Prof Bogdan Musiał: Scholz hätte nicht anders antworten können. Der Kanzler konnte nicht nach Warschau kommen und sagen, die Deutschen würden alles bezahlen, weil sie sich moralisch verantwortlich fühlten. Natürlich sagt er die Angelegenheit sei erledigt. Das wars. Dies ist die Position der Bundesregierung, die für Berlin sehr günstig ist. Die Argumente, die behaupten, der Rechtsakt sei eine Mitteilung der polnischen Presseagentur gewesen, sind nicht seriös. Es gibt keinen Rechtsakt, in dem Polen auf Reparationen gegen Deutschland verzichtete. Ich betone – es gibt keinen Rechtsakt. Ich gebe ein umgangssprachliches Beispiel. Wenn die Agenturen PAP oder DPA bekannt geben, dass ein Politiker geheiratet hat und es dafür keinen Rechtsakt gibt, heißt das dann, daß er geheiratet hat?

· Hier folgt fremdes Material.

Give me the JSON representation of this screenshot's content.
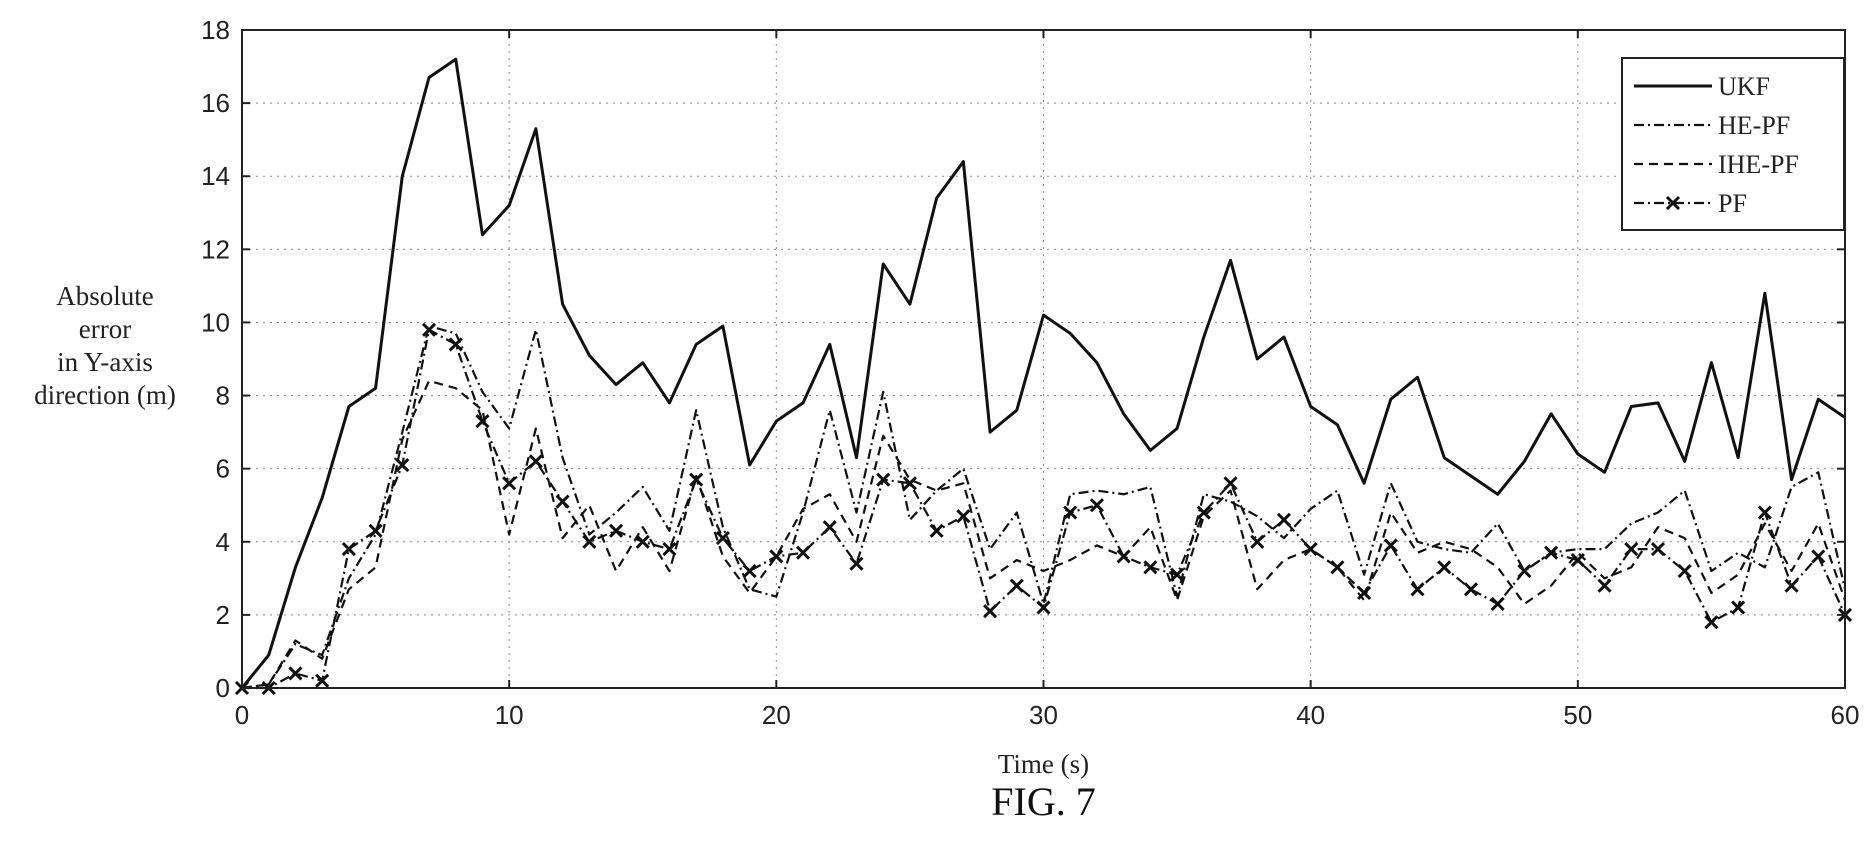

Do Rzeczy: Immerhin gab es 1953 eine Erklärung der kommunistischen Regierung, in der Warschau auf die Reparationen verzichtete.

Prof Bogdan Musiał: Sie hat keine Rechtskraft. Ich würde es sogar „Fake news“ nennen. Denken Sie daran, dass die Deutschen sich wohl fühlen und behaupten, die Angelegenheit sei erledigt. Ich spreche an dieser Stelle nur von moralischer Verantwortung.

 

Grüße an den Inlandsgeheimdienst: „Das Fell gehört mir, schließlich habe ich den Bären ja getötet.“ (Stalin in Jalta) Der Bär stand für Hitler, das Fell für Osteuropa.